Direction of gradient from level surface? In the diagram below, we see a level surface with a gradient.
As a consequence of the multivariable chain rule, the gradient is normal to the surface. That's clear to me.
Why is the gradient pointing outward rather than into the sphere?
I understand that if it were, it would be a negative gradient, but that's a consequence, not an explanation.
Why does the gradient have to point away from a level set rather than into it?

 A: Gradient points towards the direction in which function value is increasing (in maximum sense). I guess the value of the function is increasing as you move away from the origin as I can see from the level curves. Hence it is pointing away from the origin.
Elaboration:
Say you are in mountain, then all rings at constant heights are level curves. Now the gradient is the direction in which if you move the value of the function (the height) will increase, also if you take the negative gradient direction, you will start descending. Question is why it happens.
The answer lies in how slope is defined. Take one variable case, say $\frac{\partial f}{\partial x} $, if this is positive then going along the direction of the slope (i.e. increasing $x$) will increase the value of my function. If the slope is negative, the function value will start increasing as we move along the slope (in -ive $x$ direction, remember the slope is negative) . The similar analogy applies to multivariable case. 
Please refer a good text (may be Thomas), first learn how slope is defined in arbitrary direction, and then see how it applies in gradient case (using dot product).

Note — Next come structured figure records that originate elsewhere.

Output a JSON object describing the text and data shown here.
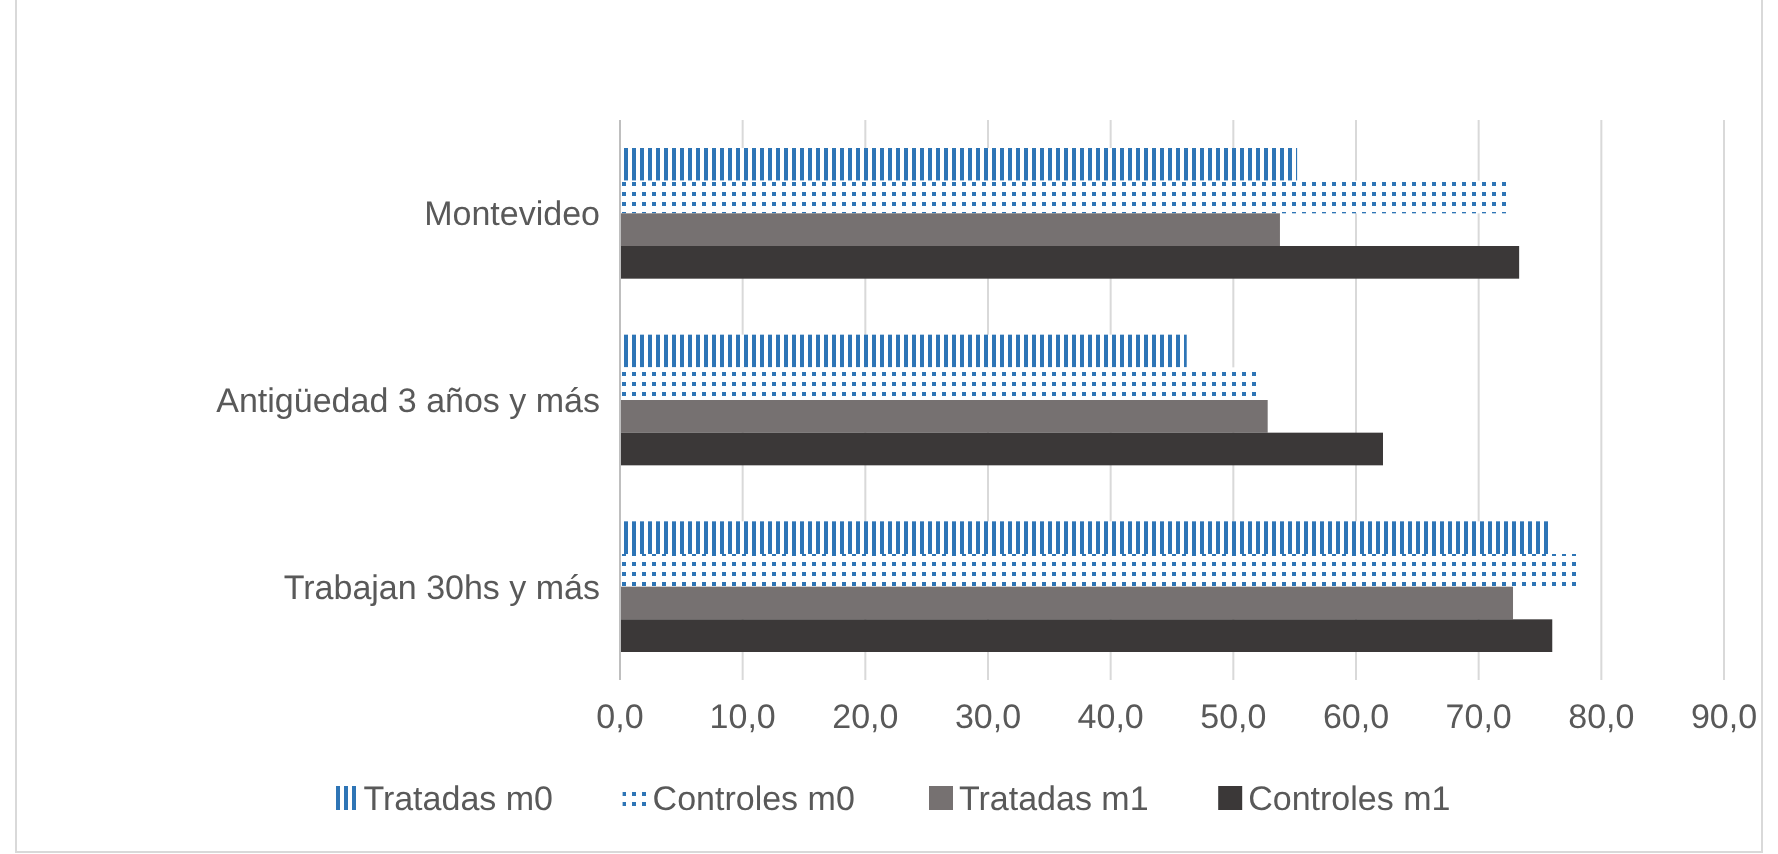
{
  "chart_data": {
    "type": "bar",
    "orientation": "horizontal",
    "categories": [
      "Montevideo",
      "Antigüedad 3 años y más",
      "Trabajan 30hs y más"
    ],
    "series": [
      {
        "name": "Tratadas m0",
        "color": "#2e75b6",
        "values": [
          55.2,
          46.2,
          75.8
        ]
      },
      {
        "name": "Controles m0",
        "color": "#2e75b6",
        "values": [
          72.3,
          51.9,
          78.1
        ]
      },
      {
        "name": "Tratadas m1",
        "color": "#767171",
        "values": [
          53.8,
          52.8,
          72.8
        ]
      },
      {
        "name": "Controles m1",
        "color": "#3b3838",
        "values": [
          73.3,
          62.2,
          76.0
        ]
      }
    ],
    "xlim": [
      0,
      90
    ],
    "xticks": [
      {
        "value": 0,
        "label": "0,0"
      },
      {
        "value": 10,
        "label": "10,0"
      },
      {
        "value": 20,
        "label": "20,0"
      },
      {
        "value": 30,
        "label": "30,0"
      },
      {
        "value": 40,
        "label": "40,0"
      },
      {
        "value": 50,
        "label": "50,0"
      },
      {
        "value": 60,
        "label": "60,0"
      },
      {
        "value": 70,
        "label": "70,0"
      },
      {
        "value": 80,
        "label": "80,0"
      },
      {
        "value": 90,
        "label": "90,0"
      }
    ],
    "grid": "x",
    "legend": "bottom"
  }
}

A: That's not always true.
In general, the gradient points towards arguments in which function value is higher. Therefore, a gradient pointing "outwards" indicates that we need to move outwards to find higher function values, but sometimes we find higher function values by moving inwards. This depends on what "outwards" means, because we usually get it from context and don't define it rigorously. And it also depends on which function we use to define the gradient, because we don't get a gradient from a surface alone.
Consider the sphere $x^2+y^2+z^2=r^2$. This is a level set of $f(x,y,z)=x^2+y^2+z^2$, and in this case the gradient of $f$ points "outwards" because we took $f$ such that higher values of $f(x,y,z)$ correspond to spheres with higher radii. But we could also consider this sphere as a level set of $g(x,y,z)=(x^2+y^2+z^2)^{-1}$ or $h(x,y,z)=-(x^2+y^2+z^2)$ and in this case the gradient points inwards, because higher values of $g(x,y,z)$ correspond to spheres with smaller radii.
Similarly, the level curves of the mountain $f(x,y)=-x^2-y^2$ are circumferences and for this $f$ the gradient points inwards. But for $g(x,y)=x^2+y^2$ (the valley) or $h(x,y)=(-x^2-y^2)^{-1}$ the gradient points outwards.
Of course, we could get a different surface normal by taking the opposite of one of these gradients or by redefining the gradient in such a way that it points in the direction of decrease, but that's not the question here. We're assuming the usual definition of gradient, that is coherent with the way derivatives are defined in the one variable case.